4. Il ressort des termes de la décision attaquée, que le préfet a entendu apprécier l'opportunité d'une mesure de régularisation de la situation de M. B au regard de sa situation professionnelle. M. B, entré en France en 2017, a travaillé sans discontinuité depuis septembre 2017 jusqu'à la date de la décision attaquée en qualité d'ouvrier forestier puis d'ouvrier professionnel et verse aux débats un ensemble de fiches de payes et contrats le justifiant. A la date de la décision attaquée, il était titulaire d'un contrat à durée indéterminée en tant que " chef d'équipe " dans le bâtiment, secteur professionnel en tension. Si en défense le préfet fait valoir que les emplois exercés par M. B l'ont été en méconnaissance de l'objet de son titre de séjour saisonnier qui ne l'autorisait à travailler en France pour une durée maximum de six mois par an, ces allégations ne sont pas de nature à remettre en cause l'intégration professionnelle particulièrement intense, stable, et durable de l'intéressé en France. L'ensemble de ces éléments sont de nature à caractériser des motifs exceptionnels justifiant l'admission au séjour de M. B. Le requérant est ainsi fondé à soutenir que le préfet a entaché sa décision d'une erreur manifeste d'appréciation en refusant de l'admettre au séjour dans le cadre de son pouvoir de régularisation.

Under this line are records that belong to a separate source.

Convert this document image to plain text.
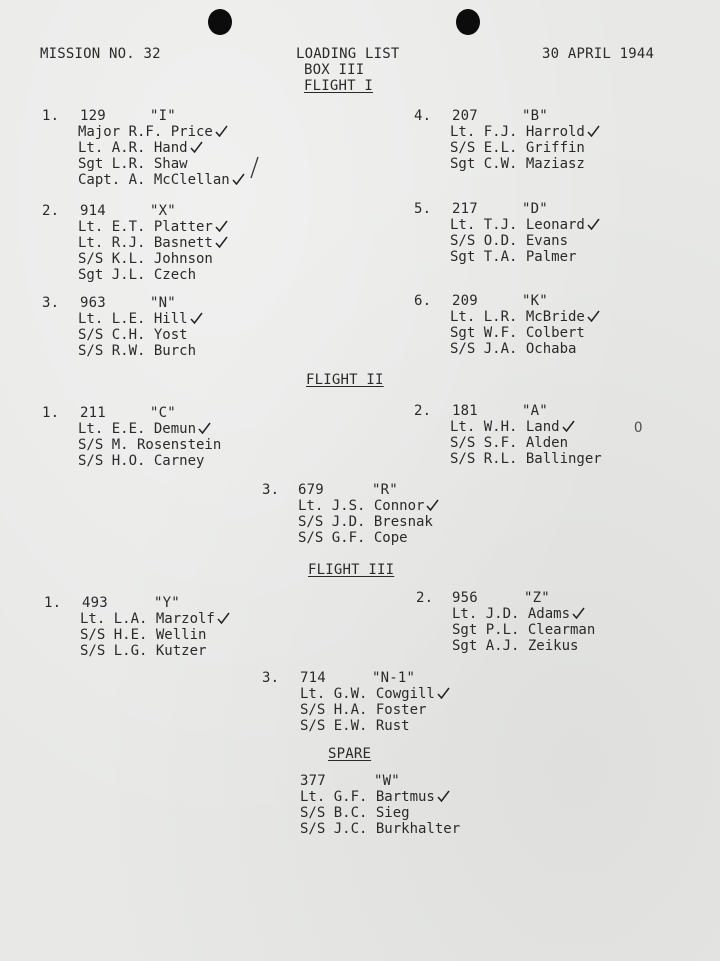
MISSION NO. 32	LOADING LIST
BOX III
30 APRIL 1944
FLIGHT I
FLIGHT II
FLIGHT III
SPARE
1. 129	"I"
Major R.F. Price
Lt. A.R. Hand
Sgt L.R. Shaw
Capt. A. McClellan
2. 914	"X"
Lt. E.T. Platter
Lt. R.J. Basnett
S/S K.L. Johnson
Sgt J.L. Czech
3. 963	"N"
Lt. L.E. Hill
S/S C.H. Yost
S/S R.W. Burch
4. 207	"B"
Lt. F.J. Harrold
S/S E.L. Griffin
Sgt C.W. Maziasz
5. 217	"D"
Lt. T.J. Leonard
S/S O.D. Evans
Sgt T.A. Palmer
6. 209	"K"
Lt. L.R. McBride
Sgt W.F. Colbert
S/S J.A. Ochaba
1. 211	"C"
Lt. E.E. Demun
S/S M. Rosenstein
S/S H.O. Carney
2. 181	"A"
Lt. W.H. Land
S/S S.F. Alden
S/S R.L. Ballinger
3. 679	"R"
Lt. J.S. Connor
S/S J.D. Bresnak
S/S G.F. Cope
1. 493	"Y"
Lt. L.A. Marzolf
S/S H.E. Wellin
S/S L.G. Kutzer
2. 956	"Z"
Lt. J.D. Adams
Sgt P.L. Clearman
Sgt A.J. Zeikus
3. 714	"N-1"
Lt. G.W. Cowgill
S/S H.A. Foster
S/S E.W. Rust
377	"W"
Lt. G.F. Bartmus
S/S B.C. Sieg
S/S J.C. Burkhalter
O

5. Il résulte de ce qui précède, sans qu'il soit besoin de statuer sur les autres moyens de la requête, que M. B est fondé à demander l'annulation de la décision portant refus de titre de séjour, et par voie de conséquence, celle des décisions portant obligation de quitter le territoire dans un délai de trente jours et fixant le pays de destination.

Sur les conclusions à fin d'injonction :

6. Le présent jugement implique nécessairement qu'il soit enjoint au préfet de Maine-et-Loire de munir l'intéressé d'un titre de séjour portant la mention " salarié " dans un délai d'un mois à compter de la notification du présent jugement.

Sur les frais liés au litige :

7. Il y a lieu, en vertu des dispositions de l'article L. 761-1 du code de justice administrative, de mettre à la charge de l'Etat, qui est la partie perdante dans la présente instance, la somme de 1 200 euros au titre des frais exposés par M. B.

D É C I D E :

Article 1er : L'arrêté du 23 mai 2023 du préfet de Maine-et-Loire est annulé.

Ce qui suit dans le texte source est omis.